Vediamo, dunque i contenuti del decalogo:

  • Le intolleranze alimentari non sono responsabili di sovrappeso e obesità, che sono condizioni causate prevalentemente da uno stile di vita inadeguato. Le intolleranze alimentari “vere” sono poche e possono indurre disturbi gastrointestinali o di altro genere.
  • No all’autodiagnosi e ai test effettuati direttamente presso i centri laboratoristici senza prescrizione medica. Se si sospetta una reazione indesiderata a seguito dell’ingestione di uno o più alimenti è necessario rivolgersi al proprio medico, che valuterà l’invio allo specialista medico competente. Lo specialista è in grado di valutare quali indagini prescrivere per formulare la diagnosi più corretta.
  • Non rivolgersi a personale non sanitario e attenzione a coloro che praticano professioni sanitarie senza averne alcun titolo. Spesso i test non validati per la diagnosi di intolleranza alimentare, vengono proposti da figure professionali eterogenee, non competenti, non abilitate e non autorizzate, anche non sanitarie. Non effettuare test per intolleranze alimentari non validati scientificamente in centri estetici, palestre, farmacie, laboratori o in altre strutture non specificatamente sanitarie. Solo il medico può fare diagnosi.
  • Diffidare da chiunque proponga test di diagnosi di intolleranza alimentare per i quali manca evidenza scientifica di attendibilità. I test non validati sono: dosaggio IGg4, test citotossico, Alcat test, test elettrici (vega-test, elettroagopuntura di Voll, bioscreening, biostrengt test, sarm test, moratest), test kinesiologico, dria test, analisi del capello, iridologia, biorisonanza, pulse test, riflesso cardiaco auricolare.
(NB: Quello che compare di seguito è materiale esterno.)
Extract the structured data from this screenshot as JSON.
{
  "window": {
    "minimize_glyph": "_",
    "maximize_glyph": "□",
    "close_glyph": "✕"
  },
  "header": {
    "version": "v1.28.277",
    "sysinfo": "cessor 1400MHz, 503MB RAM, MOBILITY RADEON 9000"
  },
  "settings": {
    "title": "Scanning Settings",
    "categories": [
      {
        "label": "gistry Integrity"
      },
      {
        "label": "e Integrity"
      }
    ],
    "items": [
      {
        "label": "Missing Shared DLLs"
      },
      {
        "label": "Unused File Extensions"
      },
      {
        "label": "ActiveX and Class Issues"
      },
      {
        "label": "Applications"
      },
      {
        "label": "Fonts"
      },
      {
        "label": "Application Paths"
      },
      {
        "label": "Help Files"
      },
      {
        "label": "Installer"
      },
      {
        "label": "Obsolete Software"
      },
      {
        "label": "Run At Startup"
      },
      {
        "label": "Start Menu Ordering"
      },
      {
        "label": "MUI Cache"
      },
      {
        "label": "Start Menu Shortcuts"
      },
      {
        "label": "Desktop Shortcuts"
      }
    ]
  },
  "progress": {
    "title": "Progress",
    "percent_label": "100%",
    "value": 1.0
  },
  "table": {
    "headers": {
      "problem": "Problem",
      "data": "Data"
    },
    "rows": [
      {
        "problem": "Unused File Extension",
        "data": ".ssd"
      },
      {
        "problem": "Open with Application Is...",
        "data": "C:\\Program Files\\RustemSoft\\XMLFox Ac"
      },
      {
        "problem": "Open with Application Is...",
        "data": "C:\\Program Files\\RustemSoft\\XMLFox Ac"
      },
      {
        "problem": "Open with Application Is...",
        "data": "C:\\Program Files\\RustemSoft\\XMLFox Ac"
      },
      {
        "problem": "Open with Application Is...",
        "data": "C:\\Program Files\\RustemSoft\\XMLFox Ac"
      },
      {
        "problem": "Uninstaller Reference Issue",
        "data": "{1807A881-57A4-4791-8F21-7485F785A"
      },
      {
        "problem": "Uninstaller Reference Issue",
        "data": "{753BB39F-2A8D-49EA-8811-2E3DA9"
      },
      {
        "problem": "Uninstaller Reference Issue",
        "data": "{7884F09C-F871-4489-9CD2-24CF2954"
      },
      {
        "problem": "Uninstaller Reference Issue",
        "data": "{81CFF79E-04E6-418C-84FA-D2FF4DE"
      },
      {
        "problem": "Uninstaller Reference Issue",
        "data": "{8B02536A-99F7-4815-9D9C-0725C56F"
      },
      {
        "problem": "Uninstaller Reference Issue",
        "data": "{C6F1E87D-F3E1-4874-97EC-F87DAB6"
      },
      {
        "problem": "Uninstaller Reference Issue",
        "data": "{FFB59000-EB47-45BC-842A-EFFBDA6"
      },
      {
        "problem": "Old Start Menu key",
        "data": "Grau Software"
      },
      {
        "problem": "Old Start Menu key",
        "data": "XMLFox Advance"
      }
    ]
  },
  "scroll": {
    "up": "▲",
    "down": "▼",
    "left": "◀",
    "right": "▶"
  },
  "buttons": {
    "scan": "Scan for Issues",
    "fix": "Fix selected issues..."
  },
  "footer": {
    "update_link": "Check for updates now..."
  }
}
  • Non escludere nessun alimento dalla dieta senza una diagnosi ed una prescrizione medica. Le diete di esclusione autogestite, inappropriate e restrittive possono comportare un rischio nutrizionale non trascurabile e, nei bambini, scarsa crescita e malnutrizione. Possono inoltre slatentizzare disturbi alimentari. Quando si intraprende una dieta di esclusione, anche per un solo alimento o gruppo alimentare, devono essere fornite specifiche indicazioni nutrizionali, per assicurare un adeguato apporto calorico e, di macro e micronutrienti.
  • La dieta è una terapia e pertanto deve essere prescritta dal medico. La dieta deve essere gestita e monitorata da un professionista competente per individuare precocemente i deficit nutrizionali e, nei bambini, verificare che l’accrescimento sia regolare.
  • Non eliminare il glutine dalla dieta senza una diagnosi certa di patologia glutine correlata. La diagnosi di tali condizioni deve essere effettuata in ambito sanitario specialistico e competente, seguendo le linee guida diagnostiche.
  • Non eliminare latte e derivati dalla dieta senza una diagnosi certa di intolleranza al lattosio o di allergie alle proteine del latte. La diagnosi di intolleranza al lattosio o allergie alle proteine del latte deve essere effettuata in ambito sanitario specialistico e competente, tramite test specifici e validati.
  • A chi rivolgersi per una corretta diagnosi? Medico (dietologo, medico di medicina generale, pediatra di libera scelta, allergologo, diabetologo, endocrinologo, gastroenterologo, internista, pediatra).
  • Non utilizzare internet per diagnosi e terapia. Il web, i social network ed i mass media hanno un compito informativo e divulgativo e non possono sostituire la competenza e la responsabilità del medico nella diagnosi e prescrizione medica.